Политический аспект этой фотографии становится более насыщенным спустя некоторое время благодаря разговору молодой женщины с ее отцом. Если изображение английских солдат могло быть сделано другим фотографом, то то, как оно было повешено, было исключительно ее, поскольку выражало протест по поводу ареста и болезни Карима. Но в фотографии было нечто большее: «Ты интуитивно понял, что тюрьмой дело не ограничится, что с ним произойдет что-то большое. Итак, я могу сказать вам сейчас то, что вы чувствовали, но не могли объяснить словами: ситуация в этой стране изменится из-за этих солдат. Тот, кто осмелится закрыть дверь, ведущую к месту поклонения, дверь, ведущую в рай, сделает все, чтобы закрыть двери мира для этой страны, для всего человечества».
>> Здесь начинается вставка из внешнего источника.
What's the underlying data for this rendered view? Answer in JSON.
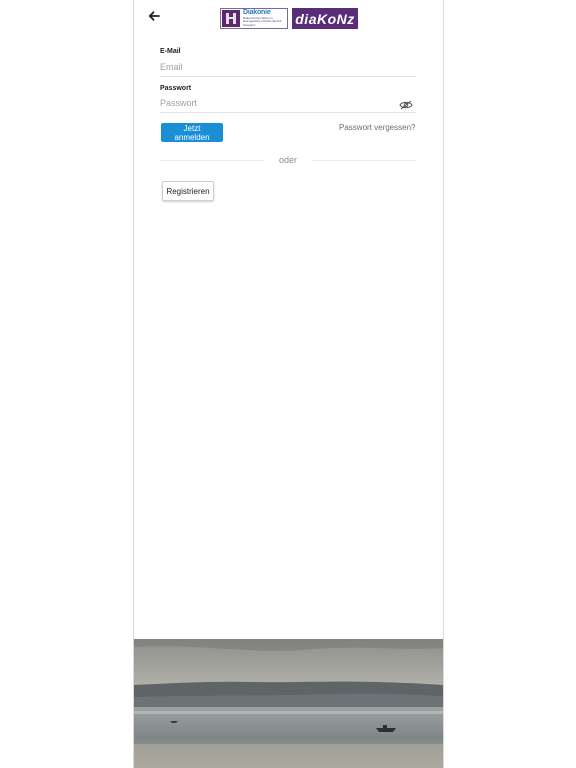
{
  "header": {
    "back_icon": "arrow-left-icon",
    "logo_primary": {
      "name": "Diakonie",
      "subtitle": "Diakonisches Werk im Evangelischen Kirchenbezirk Konstanz"
    },
    "logo_secondary": {
      "text": "diaKoNz"
    }
  },
  "form": {
    "email": {
      "label": "E-Mail",
      "placeholder": "Email",
      "value": ""
    },
    "password": {
      "label": "Passwort",
      "placeholder": "Passwort",
      "value": "",
      "toggle_icon": "eye-off-icon"
    },
    "login_label": "Jetzt anmelden",
    "forgot_label": "Passwort vergessen?",
    "separator_label": "oder",
    "register_label": "Registrieren"
  },
  "colors": {
    "primary": "#1a8fd6",
    "logo_purple": "#5a2d7a",
    "diakonie_blue": "#2b78c4"
  }
}
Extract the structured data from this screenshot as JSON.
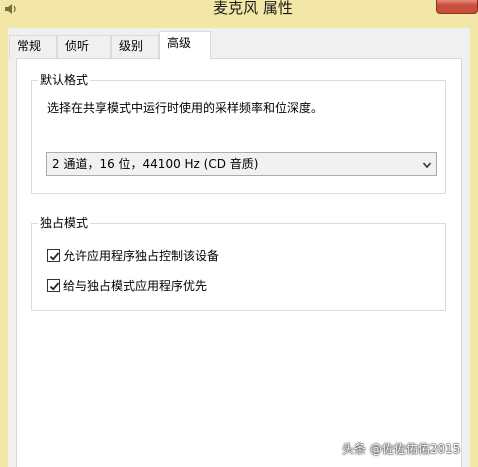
{
  "window": {
    "title": "麦克风 属性",
    "frame_color": "#f3e7a7",
    "close_button_color": "#c7503c"
  },
  "tabs": [
    {
      "label": "常规",
      "active": false
    },
    {
      "label": "侦听",
      "active": false
    },
    {
      "label": "级别",
      "active": false
    },
    {
      "label": "高级",
      "active": true
    }
  ],
  "default_format": {
    "legend": "默认格式",
    "description": "选择在共享模式中运行时使用的采样频率和位深度。",
    "selected_value": "2 通道，16 位，44100 Hz (CD 音质)"
  },
  "exclusive_mode": {
    "legend": "独占模式",
    "options": [
      {
        "label": "允许应用程序独占控制该设备",
        "checked": true
      },
      {
        "label": "给与独占模式应用程序优先",
        "checked": true
      }
    ]
  },
  "watermark": "头条 @佐佐佑佑2015",
  "icons": {
    "app": "speaker-icon",
    "dropdown": "chevron-down-icon",
    "check": "check-icon"
  }
}
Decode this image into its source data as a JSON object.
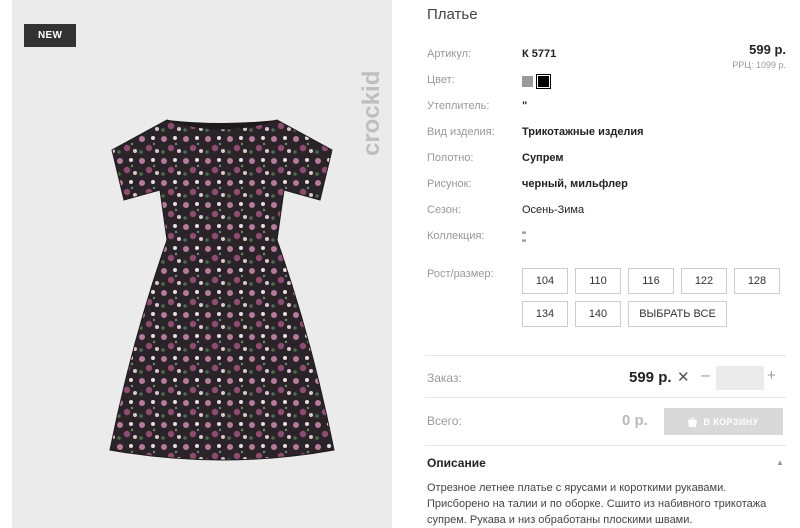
{
  "badge": "NEW",
  "brand": "crockid",
  "product": {
    "title": "Платье",
    "price": "599 р.",
    "rrc": "РРЦ: 1099 р."
  },
  "attributes": {
    "article": {
      "label": "Артикул:",
      "value": "К 5771"
    },
    "color": {
      "label": "Цвет:",
      "swatches": [
        "#9a9a9a",
        "#000000"
      ]
    },
    "insulation": {
      "label": "Утеплитель:",
      "value": "\""
    },
    "type": {
      "label": "Вид изделия:",
      "value": "Трикотажные изделия"
    },
    "fabric": {
      "label": "Полотно:",
      "value": "Супрем"
    },
    "pattern": {
      "label": "Рисунок:",
      "value": "черный, мильфлер"
    },
    "season": {
      "label": "Сезон:",
      "value": "Осень-Зима"
    },
    "collection": {
      "label": "Коллекция:",
      "value": "\"",
      "value2": "\""
    }
  },
  "sizes": {
    "label": "Рост/размер:",
    "items": [
      "104",
      "110",
      "116",
      "122",
      "128",
      "134",
      "140"
    ],
    "select_all": "ВЫБРАТЬ ВСЕ"
  },
  "order": {
    "label": "Заказ:",
    "price": "599 р.",
    "remove": "✕",
    "minus": "–",
    "plus": "+",
    "quantity": ""
  },
  "total": {
    "label": "Всего:",
    "value": "0 р.",
    "cart_button": "В КОРЗИНУ"
  },
  "description": {
    "title": "Описание",
    "text": "Отрезное летнее платье с ярусами и короткими рукавами. Присборено на талии и по оборке. Сшито из набивного трикотажа супрем. Рукава и низ обработаны плоскими швами."
  }
}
Если этот эпизод не имеет в романе собственной даты, то, напротив, успехи сионизма имеют точные временные рамки: 30 мая 1936 года. Преподобный Стеван Гюнтер сообщил, что немецко-еврейская газета опубликовала серию фотографий дома и особняки в Белене, принадлежащие евреям-первопроходцам, молодая женщина возмущена, увидев, что это были «самые красивые здания» в городе (дворец Яссер, дворец Аджаар, Армянский приют, монастырь Алкармель и французская больница) и несколько жилых домов, среди них семья Аббуда. В ответ на напечатанную в газете информацию – дома «пустыли и ждали, пока в них кто-нибудь поселится» – он фотографирует весь комплекс и проявляет особую осторожность: включает в внешние кадры большое количество людей и изображает жителей. «в лучшем свете».

С помощью этих фотографий Карима участвует в политической борьбе против сионистской пропаганды, которая представила Палестину как «землю без людей», готовую приветствовать «безземельных людей». Снимкам, созданным сионистскими фотографами и показывающим усилия еврейских иммигрантов по процветанию Палестины, приносящие прогресс, цивилизацию и современность, Карима противопоставил свои снимки религиозных и исторических мест и современных городов, которые Митри Рахеб считал «документальными свидетельствами того, что земля не был бесплодным и заброшенным».

В политический аспект автор включает и созданные ею портреты, раскрывающие существование культурного, зажиточного и элегантного среднего класса, далекого от ориенталистских повествований и библейских представлений. Рахеб без колебаний называет этот набор, составлявший большую часть его произведений, «важным национальным вкладом в документацию процветающего среднего класса», действовавшего в палестинской жизни до Накба.

Карима Аббуд, Портрет доктора Чафики Аббуд, гинеколога, 1928 год.

Прилагательное «ватамия» в рекламе, опубликованной в националистической газете. Алкармель 16 марта 1924 года имеет для Рахеба политический подтекст, поскольку его можно перевести как «местный», «родной» и «национальный». Это положило начало его профессиональной деятельности в Хайфе и принесло ряд сведений, которые могли представлять интерес для общественности. Помимо того, что Карима представила себя как «единственного национального фотографа в Палестине», она рассказала о своем обучении у одного из «самых известных» профессионалов.[3] и его специализация на обслуживании отдельных лиц и семей «по разумным ценам и с высоким профессионализмом». Последняя информация демонстрирует внимание к роли женщин в палестинском обществе: «Он обслуживает женщин, которые предпочитают фотографироваться дома, ежедневно, кроме воскресенья».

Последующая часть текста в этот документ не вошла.